Bruises form when blood vessels beneath the skin rupture and the blood leaks into the surrounding area. Usually, this is caused by some form of trauma like falling, bumping into a door, or experiencing a blow while playing sports. If you, your mom, and your sister all turn black and blue from the tiniest bump, it may be a family thing. Some people just have more fragile blood vessels, and that makes them more likely to bruise, especially on their upper arms, thighs, or butt. Everyone gets a few black-and-blue bruises every now and then — who doesn’t have routine run-ins with their desk or bed frame?
- Some people just have more fragile blood vessels, and that makes them more likely to bruise, especially on their upper arms, thighs, or butt.
- Low levels of hepatic-thrombopoietin (TPO) may lead to fewer platelets in the blood than average.
- They may also develop large bruises after minor injuries or have bruises that take many weeks to heal.
- Then, the healthcare provider may order tests based on your account, symptoms, and physical exam.
- A person with a genetic bleeding disorder has a higher risk of bruising and excessive, possibly life threatening bleeding.
Rarely, an increase in bleeding and bruising may be a sign of leukemia.

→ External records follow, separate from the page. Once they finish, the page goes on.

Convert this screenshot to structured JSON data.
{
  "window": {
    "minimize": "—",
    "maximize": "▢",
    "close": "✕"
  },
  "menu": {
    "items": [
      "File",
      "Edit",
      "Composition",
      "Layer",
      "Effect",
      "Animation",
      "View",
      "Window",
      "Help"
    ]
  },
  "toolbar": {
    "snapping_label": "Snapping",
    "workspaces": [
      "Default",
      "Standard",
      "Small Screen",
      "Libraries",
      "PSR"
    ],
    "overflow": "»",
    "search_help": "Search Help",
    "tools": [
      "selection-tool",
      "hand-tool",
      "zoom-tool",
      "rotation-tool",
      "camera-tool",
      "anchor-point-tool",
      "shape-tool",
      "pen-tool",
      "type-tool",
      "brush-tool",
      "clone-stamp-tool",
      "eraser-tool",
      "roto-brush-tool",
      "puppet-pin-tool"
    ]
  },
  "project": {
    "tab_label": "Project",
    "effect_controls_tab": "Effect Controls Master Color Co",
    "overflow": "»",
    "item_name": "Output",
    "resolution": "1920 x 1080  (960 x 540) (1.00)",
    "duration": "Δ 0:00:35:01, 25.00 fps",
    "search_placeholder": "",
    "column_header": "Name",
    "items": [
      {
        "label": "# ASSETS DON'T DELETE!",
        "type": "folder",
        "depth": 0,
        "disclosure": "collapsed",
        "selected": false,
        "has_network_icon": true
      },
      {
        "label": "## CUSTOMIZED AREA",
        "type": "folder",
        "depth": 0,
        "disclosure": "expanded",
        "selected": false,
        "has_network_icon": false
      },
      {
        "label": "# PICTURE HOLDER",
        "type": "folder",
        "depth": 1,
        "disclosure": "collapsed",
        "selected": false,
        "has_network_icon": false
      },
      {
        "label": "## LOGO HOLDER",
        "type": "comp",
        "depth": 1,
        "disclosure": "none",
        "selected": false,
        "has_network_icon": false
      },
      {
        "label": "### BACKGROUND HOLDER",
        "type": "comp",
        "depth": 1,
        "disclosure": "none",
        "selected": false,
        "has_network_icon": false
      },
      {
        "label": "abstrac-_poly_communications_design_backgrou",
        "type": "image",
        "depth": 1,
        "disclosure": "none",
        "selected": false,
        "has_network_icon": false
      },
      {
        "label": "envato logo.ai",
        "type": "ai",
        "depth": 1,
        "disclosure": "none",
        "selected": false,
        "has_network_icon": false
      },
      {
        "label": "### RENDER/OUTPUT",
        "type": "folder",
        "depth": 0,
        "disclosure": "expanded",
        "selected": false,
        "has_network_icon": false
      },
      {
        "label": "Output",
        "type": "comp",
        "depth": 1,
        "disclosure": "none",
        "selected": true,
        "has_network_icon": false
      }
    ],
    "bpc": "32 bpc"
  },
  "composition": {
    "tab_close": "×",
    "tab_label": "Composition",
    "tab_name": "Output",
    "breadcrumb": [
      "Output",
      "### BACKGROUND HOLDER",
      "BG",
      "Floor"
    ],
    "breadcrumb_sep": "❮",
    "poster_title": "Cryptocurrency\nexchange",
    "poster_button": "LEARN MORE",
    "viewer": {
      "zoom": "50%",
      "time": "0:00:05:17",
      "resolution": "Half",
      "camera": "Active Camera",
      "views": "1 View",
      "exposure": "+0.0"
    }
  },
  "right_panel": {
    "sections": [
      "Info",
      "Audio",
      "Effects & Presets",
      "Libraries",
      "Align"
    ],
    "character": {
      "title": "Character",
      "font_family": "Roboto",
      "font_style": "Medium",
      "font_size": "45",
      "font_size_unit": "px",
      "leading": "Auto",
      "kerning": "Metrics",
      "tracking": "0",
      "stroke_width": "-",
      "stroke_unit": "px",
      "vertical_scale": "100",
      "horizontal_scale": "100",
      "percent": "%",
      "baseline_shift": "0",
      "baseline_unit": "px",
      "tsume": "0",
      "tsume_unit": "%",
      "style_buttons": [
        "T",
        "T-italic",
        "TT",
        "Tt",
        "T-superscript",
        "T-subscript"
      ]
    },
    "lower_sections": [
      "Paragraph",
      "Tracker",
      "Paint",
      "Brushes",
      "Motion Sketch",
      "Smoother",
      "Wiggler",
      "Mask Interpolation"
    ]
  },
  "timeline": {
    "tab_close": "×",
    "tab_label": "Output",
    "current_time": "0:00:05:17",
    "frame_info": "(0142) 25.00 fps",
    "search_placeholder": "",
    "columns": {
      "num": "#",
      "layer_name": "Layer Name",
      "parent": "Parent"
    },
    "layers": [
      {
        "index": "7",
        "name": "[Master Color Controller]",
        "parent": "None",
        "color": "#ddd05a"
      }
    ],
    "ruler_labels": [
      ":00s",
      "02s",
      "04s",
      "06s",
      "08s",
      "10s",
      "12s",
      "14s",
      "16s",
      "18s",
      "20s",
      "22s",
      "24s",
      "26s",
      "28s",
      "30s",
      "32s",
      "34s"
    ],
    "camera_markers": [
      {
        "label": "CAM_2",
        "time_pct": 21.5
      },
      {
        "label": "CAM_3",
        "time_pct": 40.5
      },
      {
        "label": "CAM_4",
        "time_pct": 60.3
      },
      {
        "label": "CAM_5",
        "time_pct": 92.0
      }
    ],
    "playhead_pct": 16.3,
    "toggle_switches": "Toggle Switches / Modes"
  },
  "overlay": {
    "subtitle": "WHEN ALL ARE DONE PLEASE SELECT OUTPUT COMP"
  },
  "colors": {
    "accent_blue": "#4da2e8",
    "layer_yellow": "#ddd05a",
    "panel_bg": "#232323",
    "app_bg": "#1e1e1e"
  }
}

People tend to bruise more easily with age because blood vessels weaken and the skin thins. “When your own immune system attacks blood cells or the actual blood vessels themselves, it increases the risk of bruising,” Dr. Kappel says. By the 2000s, numerous studies of this kind had suggested that the relationship between drinking and the risk of dying at a particular age made a J-shaped curve. That is, if people drank a little then their risk of dying of any cause went down a bit compared with non-drinkers, but drinking more led to a sharp increase in the risk. Genetic causes can lead to changes in your platelet count or the factors that are involved in clotting.